Hundreds of workers, for instance, were fired in the middle of an organising drive at a California supermarket chain.
Gerardo Dominguez, organising director of Local 5 of the United Food and Commercial Workers, called the terminations “an economic disaster for the San Francisco Bay Area.
These workers pay taxes that support local schools and services. Being terminated because of immigration status is a violation of their human and civil rights. Their families and our entire community will be harmed, and inequality and poverty will increase.”
In addition, the President announced that even greater resources will be spent securing the US/Mexico border, where hundreds of people die each year.
“More enforcement here will mean even more people will die trying to cross, and greater violations of civil and human rights in our border communities,” according to the Coalición de Derechos Humanos, a union-aligned immigrant rights organisation based in Tucson, Arizona.
“We need to demilitarise the border, not to increase its militarisation.

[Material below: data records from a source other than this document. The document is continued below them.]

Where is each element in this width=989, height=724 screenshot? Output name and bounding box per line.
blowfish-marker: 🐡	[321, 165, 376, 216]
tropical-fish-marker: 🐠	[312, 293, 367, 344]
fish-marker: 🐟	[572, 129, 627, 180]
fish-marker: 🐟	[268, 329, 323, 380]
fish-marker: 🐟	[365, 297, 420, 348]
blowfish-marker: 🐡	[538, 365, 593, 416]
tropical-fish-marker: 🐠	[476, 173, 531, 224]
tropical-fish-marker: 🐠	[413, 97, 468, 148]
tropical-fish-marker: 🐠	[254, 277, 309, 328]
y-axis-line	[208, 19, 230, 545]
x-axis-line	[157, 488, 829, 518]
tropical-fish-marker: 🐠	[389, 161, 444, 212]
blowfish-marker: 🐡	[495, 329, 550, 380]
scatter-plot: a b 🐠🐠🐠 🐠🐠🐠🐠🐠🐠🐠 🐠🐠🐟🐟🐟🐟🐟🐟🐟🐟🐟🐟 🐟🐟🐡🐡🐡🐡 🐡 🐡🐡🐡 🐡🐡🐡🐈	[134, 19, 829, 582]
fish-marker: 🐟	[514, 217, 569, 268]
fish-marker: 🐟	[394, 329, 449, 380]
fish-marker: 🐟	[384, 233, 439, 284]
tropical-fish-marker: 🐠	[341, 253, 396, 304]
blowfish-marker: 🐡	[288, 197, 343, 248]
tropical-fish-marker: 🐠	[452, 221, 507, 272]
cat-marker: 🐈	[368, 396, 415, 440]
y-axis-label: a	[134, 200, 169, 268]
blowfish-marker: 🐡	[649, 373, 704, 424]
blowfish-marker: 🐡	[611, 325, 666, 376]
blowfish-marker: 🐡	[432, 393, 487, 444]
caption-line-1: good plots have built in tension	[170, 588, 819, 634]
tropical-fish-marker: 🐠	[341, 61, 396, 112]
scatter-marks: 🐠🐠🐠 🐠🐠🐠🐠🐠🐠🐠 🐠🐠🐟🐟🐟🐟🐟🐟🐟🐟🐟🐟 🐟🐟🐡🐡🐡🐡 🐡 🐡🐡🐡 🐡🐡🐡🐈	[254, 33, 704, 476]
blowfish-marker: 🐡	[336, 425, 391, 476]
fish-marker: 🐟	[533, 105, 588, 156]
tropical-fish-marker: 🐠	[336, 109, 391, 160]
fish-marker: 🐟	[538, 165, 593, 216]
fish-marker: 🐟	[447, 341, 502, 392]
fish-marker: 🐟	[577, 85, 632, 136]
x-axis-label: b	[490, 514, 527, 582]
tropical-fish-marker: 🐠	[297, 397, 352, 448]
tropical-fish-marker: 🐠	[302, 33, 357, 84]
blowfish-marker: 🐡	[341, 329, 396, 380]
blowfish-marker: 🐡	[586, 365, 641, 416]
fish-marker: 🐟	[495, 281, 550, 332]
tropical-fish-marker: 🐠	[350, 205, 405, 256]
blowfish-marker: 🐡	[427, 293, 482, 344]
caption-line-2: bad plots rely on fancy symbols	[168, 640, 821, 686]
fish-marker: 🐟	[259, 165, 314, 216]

The US already spends more money on immigration enforcement, including the notorious Operation Streamline kangaroo courts, than all other federal law enforcement programs combined. It is inexcusable to spend even more.”
President Obama also announced he will expand the number of privately-run prisons for immigrants, and the number of people held in them.
One such centre, the South Texas Family Residential Center, has already been built in Texas to hold over 2400 children and family members from Central America.
The detention of Central American children has been strongly criticised by the AFL-CIO.
A recent delegation to Honduras led by the federation’s vice-president Tefere Gebre even urged the Honduran government not to accept deportees arriving from the US if they haven’t been allowed their legal right to apply for asylum.
Free trade policies
According to many labor and immigrant rights groups, however, migrants from Central America, Mexico and elsewhere have been driven into migration by free trade agreements and other economic policies pursued by the US government.
Yet the Obama administration is currently asking Congress to give it a “fast-track” process for approving the Trans Pacific Partnership, a free trade agreement involving 12 countries around the Pacific Rim.
The Dignity Campaign, a network of a number of local unions, labour councils and immigrant rights organisations, warned:
“Two decades of experience with NAFTA tells us that these deals drive people into poverty, leading to more displacement and global migration, while US jobs are eliminated.
“We need to end these trade arrangements as part of a sensible immigration policy. We must change US immigration law and trade policy to deal with the basic causes of migration, and to guarantee the human, civil and labor rights of migrants and all working people.”
The Obama executive order will not change US law — only the Congress can pass laws.
It can only change the way existing law is enforced. The possibility exists, therefore, that an incoming administration elected in 2016 could reverse it, deporting those who have come forward to claim a deferred status. That prospect has already frightened some potential applicants.
“The challenge is getting those folks to apply, get them legal status, and make sure that they never lose it,” Perez says.
“If we don’t get enough people into the program, it’s more likely that it could be taken away. I’d love to see union halls all over the country opening up and serving as places where people can come to get good information to apply. That would be beautiful.”